My wife then turned to me and said, "Why is it that foreigners always read on the train? We Chinese people just eat!"

Train travel is a lesson in eating away time

I looked around. Many of the Chinese passengers were eating. As I thought longer on her comments, images of past train trips flooded my mind.

Steaming instant noodles, bags of fruit, a group of friends plowing through a bag of sunflowers seeds while playing cards, a family gathered around their compartment's small table devouring a whole chicken - I thought hard, but not many memories of people reading books came to mind.

"You know what, now that I think about it, that's really true. Chinese people really do like to eat on trains," I said to my wife.

"But why?"

"For one it is a good way to pass time," she said, as she opened a bag of sunflower seeds.

"OK ... yeah ... but so is reading," I responded.

"Yeah, but, well, I don't think a lot of Chinese have developed a habit of reading," she said, before splitting open a large seed with her front teeth.

In the background, I began to hear digital gunshots and the roaring of monsters. I turned to see two little girls playing some kind of first-person shooter on their dad's iPad. They giggled as they blew away another monster.

I watched them for a while before finally turning my attention back to finding a collection of short stories by Chinese writer Eileen Chang.

After Xitang, we had planned to go to Shanghai, and I thought one of the best ways to get in the right mood to enjoy the Shanghai of the present was to read stories about its past.

I finally found the book and pulled it out. As I fumbled through the pages searching for where I had last stopped reading I looked over at my wife. She was done with the sunflower seeds and had now turned her attention to her cell phone.

Soon, I heard the distinctive beep as she chatted with her friends on QQ.

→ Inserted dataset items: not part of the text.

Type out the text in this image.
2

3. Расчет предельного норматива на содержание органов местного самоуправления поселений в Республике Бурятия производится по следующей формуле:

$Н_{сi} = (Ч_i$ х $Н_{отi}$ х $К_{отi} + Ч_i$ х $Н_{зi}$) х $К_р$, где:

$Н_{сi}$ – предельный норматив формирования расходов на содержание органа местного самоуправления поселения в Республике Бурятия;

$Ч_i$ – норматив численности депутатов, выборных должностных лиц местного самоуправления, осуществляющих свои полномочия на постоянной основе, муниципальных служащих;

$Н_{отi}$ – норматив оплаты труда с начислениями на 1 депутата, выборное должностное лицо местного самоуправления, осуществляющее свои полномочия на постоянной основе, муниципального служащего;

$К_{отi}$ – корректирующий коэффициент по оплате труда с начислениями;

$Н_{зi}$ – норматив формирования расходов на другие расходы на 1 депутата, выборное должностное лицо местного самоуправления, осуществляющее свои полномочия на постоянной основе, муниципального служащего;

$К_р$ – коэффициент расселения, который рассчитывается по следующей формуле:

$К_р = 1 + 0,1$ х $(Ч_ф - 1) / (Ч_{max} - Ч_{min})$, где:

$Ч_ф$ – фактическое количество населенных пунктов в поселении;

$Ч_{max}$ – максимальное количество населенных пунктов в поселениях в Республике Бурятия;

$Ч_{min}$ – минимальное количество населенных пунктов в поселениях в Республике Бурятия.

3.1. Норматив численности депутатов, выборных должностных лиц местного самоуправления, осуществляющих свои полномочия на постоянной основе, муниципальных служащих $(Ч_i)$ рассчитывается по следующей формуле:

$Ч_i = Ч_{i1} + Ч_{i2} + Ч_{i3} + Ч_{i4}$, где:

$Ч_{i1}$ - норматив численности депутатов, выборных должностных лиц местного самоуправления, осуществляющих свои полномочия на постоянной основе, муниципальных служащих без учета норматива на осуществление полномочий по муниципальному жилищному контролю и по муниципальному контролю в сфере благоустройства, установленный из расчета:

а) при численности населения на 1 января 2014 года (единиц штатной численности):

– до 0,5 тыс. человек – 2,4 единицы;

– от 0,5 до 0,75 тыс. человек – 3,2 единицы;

In front of us, a young man was doing the same thing.

Reading might not be very popular on trains, but digital entertainment definitely is.

"Maybe you're right," I said.

"What?" she responded, looking up from her phone.

"Maybe Chinese people don't have such a habit of reading for fun, you know, outside of education," I said.

"Yeah, these are much easier," she said, pointing at her cell phone and bag of sunflower seeds.

A few days later, when we arrived home in Beijing, the conversation came up again.

In particular, we focused on why Chinese love to eat on trains. We were still curious if there was a better answer we hadn't considered, so my wife jumped on Baidu's forums looking for a good explanation.

I was surprised how many Chinese people were asking the same question online. Sadly, most people's comments were not really answers, most just took the time to criticize those who snack on trains.

In the end, I was left in a familiar position when it comes to explaining differences between my culture and Chinese culture - that is, with observations and a gut feeling but no true evidence.

Even so, I think it's safe to say that Chinese love eating on trains.

And thanks to my wife, it may well be a habit I am quickly developing, too.